Longyearbyen Lokalystre, led by a mayor (here: lokalstyreleder), is so far elected locally by all inhabitants who have been registered for a certain minimum period regardless of their nationality. This is what the government in Oslo wants to change.
Near 3000 people are registered inhabitants of Spitsbergen’s settlements, with a majority near 2500 in Longyearbyen. Of the total number, more than 900 have a nationality other than Norwegian. A large proportion of Longyearbyen’s population is thus of other than Norwegian nationality. Nationalities in Longyearbyen include Thai people, Swedes and Danes, Russian, Germans, UK and US citizens and many others.
Right to vote and to be elected to be removed from non-Norwegians
A recent proposal from the Norwegian ministry of justice suggests to remove the right to vote and to be elected to be removed from non-Norwegians unless they have been registered in a Norwegian mainland community for at least three years, a condition met by very few of the many hundred “foreigners” living in Longyearbyen.

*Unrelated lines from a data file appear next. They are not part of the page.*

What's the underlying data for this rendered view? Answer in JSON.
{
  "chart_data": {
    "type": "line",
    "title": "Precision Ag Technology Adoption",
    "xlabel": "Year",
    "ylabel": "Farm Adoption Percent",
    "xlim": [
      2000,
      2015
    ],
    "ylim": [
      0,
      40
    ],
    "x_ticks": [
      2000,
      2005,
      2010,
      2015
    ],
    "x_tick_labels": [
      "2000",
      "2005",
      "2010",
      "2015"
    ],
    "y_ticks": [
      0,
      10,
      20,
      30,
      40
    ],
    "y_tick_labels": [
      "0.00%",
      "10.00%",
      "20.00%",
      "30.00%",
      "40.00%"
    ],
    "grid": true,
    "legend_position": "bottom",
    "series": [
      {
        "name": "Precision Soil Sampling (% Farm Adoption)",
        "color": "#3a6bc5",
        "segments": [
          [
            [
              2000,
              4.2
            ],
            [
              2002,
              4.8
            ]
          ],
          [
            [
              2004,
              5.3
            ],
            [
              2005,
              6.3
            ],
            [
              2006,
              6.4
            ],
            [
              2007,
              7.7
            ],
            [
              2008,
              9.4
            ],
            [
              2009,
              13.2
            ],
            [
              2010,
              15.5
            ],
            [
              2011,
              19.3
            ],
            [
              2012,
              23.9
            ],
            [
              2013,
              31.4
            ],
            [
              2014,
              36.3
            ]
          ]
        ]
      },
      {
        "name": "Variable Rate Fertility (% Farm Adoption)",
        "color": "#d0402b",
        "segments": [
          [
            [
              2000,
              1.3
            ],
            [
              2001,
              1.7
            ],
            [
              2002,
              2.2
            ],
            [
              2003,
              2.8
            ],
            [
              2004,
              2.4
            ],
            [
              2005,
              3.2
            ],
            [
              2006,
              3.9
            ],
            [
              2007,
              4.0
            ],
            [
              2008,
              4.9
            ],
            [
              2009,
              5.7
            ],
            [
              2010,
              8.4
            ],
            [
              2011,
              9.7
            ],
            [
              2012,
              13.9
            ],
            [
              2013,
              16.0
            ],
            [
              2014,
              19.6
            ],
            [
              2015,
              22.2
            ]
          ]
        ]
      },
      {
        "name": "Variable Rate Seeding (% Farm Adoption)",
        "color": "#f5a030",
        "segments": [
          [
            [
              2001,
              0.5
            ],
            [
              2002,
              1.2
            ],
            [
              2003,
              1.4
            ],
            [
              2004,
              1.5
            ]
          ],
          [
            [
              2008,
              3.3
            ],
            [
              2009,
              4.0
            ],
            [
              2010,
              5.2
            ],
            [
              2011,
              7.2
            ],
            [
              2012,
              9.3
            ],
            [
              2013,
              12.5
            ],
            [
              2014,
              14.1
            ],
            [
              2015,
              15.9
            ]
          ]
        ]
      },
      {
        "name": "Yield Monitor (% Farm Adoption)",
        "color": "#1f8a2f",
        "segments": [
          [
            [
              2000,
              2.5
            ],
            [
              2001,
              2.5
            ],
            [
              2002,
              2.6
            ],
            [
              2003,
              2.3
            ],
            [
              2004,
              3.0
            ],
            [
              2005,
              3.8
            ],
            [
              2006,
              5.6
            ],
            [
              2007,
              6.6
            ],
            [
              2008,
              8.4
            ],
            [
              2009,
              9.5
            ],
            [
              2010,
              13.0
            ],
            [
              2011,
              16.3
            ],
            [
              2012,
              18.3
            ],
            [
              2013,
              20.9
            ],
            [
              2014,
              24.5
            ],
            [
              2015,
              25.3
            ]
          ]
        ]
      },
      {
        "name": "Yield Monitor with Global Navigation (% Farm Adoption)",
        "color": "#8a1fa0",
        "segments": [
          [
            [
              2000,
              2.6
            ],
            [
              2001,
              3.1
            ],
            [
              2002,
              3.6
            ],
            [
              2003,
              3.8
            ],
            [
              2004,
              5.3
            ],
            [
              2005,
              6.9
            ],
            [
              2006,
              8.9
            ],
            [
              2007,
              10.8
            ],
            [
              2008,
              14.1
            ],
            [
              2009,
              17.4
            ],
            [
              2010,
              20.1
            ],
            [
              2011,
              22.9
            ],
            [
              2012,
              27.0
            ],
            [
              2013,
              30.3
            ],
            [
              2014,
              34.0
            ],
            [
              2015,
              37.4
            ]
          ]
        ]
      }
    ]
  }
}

Longyearbyen is a community with a very international population, but soon possibly with a much reduced level of democracy.
The background lies within general Norwegian Svalbard politics, which aim at developing Longyearbyen as a Norwegian community. This does not necessarily mean an entirely Norwegian population, as is also highlighted by undersecretary of state Lars Jacob Hiim of the ministry of justice in this context. According to Hiim, the proposal in question does not aim at changing Longyearbyen’s population structure, but is to ensure amongst others that voters and their elected representatives have knowledge about “aims and frame conditions of (Norwegian) Svalbard politics”.
Mayor Arild Olsen declared himself fully taken by surprise by this proposal, as Olsen told Svalbardposten. Neither he nor the local council had been involved or informed before the recent publication of the proposal, which Olsen strongly rejects.
Locally, the proposal is recected not only by Olsen, but also by many others. Some of those who are concerned are appalled: denuding people who have lived in their community for years, sometimes for many years, of the right to vote or to be elected feels completely out of place and politically-democratically rather unappetising especially in the context of a democratic country in the 21st century, let alone in a country like Norway which is usually considered to be a very modern and open society, often leading the democratic path for many other countries in the world. The current proposal has a very nationalistic flavour and is something one would rather expect, for example, from certain east European countries who have chosen a rather downward-leading path in their democratic development.